Ort: Parc del Forum, Barcelona
Bands: Ducktails, Sonny & the sunsets, Male Bonding, James Blake, Half Japanese, Low, Explosions in the sky, Pulp

Parc del Forum

Das Fazit eines Festivals. Der zweite Tag.
Hatte ich Belle and Sebastian und Mogwai gestern erwähnt? Ich glaube, nein. Noch zwei große Namen, die ich in den drei Tagen Barcelona nicht gesehen habe.
Und auch hier gilt, ich ärgere mich nicht darüber.
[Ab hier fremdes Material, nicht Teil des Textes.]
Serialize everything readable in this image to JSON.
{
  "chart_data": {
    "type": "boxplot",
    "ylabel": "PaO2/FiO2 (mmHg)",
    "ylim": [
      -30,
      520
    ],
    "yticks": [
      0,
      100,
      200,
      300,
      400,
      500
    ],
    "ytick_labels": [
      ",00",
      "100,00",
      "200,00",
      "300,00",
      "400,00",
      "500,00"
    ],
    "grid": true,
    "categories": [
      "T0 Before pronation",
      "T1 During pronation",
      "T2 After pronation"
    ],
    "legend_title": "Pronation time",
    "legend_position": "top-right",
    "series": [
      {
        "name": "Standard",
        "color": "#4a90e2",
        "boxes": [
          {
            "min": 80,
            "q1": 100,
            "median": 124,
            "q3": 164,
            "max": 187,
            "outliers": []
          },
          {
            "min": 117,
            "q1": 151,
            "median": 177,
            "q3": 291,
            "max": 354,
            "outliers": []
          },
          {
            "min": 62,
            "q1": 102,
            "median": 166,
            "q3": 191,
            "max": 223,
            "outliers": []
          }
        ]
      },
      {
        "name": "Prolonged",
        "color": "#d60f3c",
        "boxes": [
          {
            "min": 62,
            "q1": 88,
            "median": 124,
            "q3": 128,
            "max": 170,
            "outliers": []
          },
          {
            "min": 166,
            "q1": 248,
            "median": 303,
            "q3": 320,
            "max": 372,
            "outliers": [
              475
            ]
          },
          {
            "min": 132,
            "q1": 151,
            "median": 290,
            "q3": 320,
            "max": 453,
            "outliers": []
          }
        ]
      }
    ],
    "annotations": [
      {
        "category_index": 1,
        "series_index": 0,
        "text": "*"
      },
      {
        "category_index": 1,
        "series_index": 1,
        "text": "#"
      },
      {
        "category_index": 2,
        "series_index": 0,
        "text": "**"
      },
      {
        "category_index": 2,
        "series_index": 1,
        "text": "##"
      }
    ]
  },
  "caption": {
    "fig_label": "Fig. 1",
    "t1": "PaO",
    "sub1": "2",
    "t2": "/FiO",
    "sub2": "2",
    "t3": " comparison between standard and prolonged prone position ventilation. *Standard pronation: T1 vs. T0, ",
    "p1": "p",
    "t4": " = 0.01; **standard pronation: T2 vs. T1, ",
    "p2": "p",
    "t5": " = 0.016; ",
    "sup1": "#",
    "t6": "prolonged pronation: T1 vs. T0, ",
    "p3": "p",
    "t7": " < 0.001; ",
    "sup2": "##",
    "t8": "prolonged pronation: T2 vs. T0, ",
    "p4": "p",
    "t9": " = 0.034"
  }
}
Belle and Sebastian fielen am zweiten Festivaltag Low zum Opfer, den Slowcore der Amerikaner fand ich interessanter und spannender als die seichten Popmelodeien der Schotten. Oder wie ich kurz nach dem Auftritt notierte: „ich war auch vorher kurz bei Belle und Sebastian. Waren dort vornehmlich die Indiemädchen, so trifft man hier die Indiefrauen und grau melierten Männer. Low ist ein Erwachsenenkonzert.“
Und für viele ein lang ersehntes Konzert, wie es schien. Obwohl The National direkt zuvor alles in Grund und Boden spielten, sich zeitlich mit dem Beginn des Low Konzertes überschnitten, und parallel Belle und Sebastian musizierten, war der Platz vor der ATP-Bühne gerappelt voll.
Low sind die Band des Ehepaares Alan Sparkhawk und Mimi Parker. Zusammen mit Bassist Steve Garrington bilden sie seit 2008 Low. Die Band selbst existiert jedoch viel länger, seit 1993. Ihre spröden und trockenen Songs beeindruckten alle Anwesenden (mich eingeschlossen) sehr. Immer wieder gab es Applaus auf offener Bühne. Das ist bei Festivalkonzerten selten der Fall und ich deute das als 100 % es Fantum und große Wertschätzung.
Leicht angeknockt waren wir nachmittags zu einem der freien und öffentlichen Konzerte in den Parc Central del Poblenou geschlurft, in der vagen Hoffnung, dort die Füße hochzulegen und nebenbei noch ein wenig Musik mitzubekommen. Sonny and the sunsets hatten wir uns gegen 16 Uhr hierfür ausgeguckt.
Das wir dann stattdessen die Ducktails längere Zeit für Sonny & the sunsets hielten ist in erster Linie unserer Dummheit zuzuschreiben und nur in zweiter Linie der Tatsache, dass die Zeitplanungen für die vier, fünf Bands, die an diesem Nachmittag im Park spielen sollten, ordentlich durcheinander ging und es eben die Ducktails waren, die Punkt 16 Uhr ihr halbstündiges Set begannen.
Erst bei der Ankündigung zum letzten Lied „We are the Ducktails from New Jersey“ wurde nicht nur ich schlauer. Dass anschließend noch Sonny und Co spielten, war da bereits nebensächlich.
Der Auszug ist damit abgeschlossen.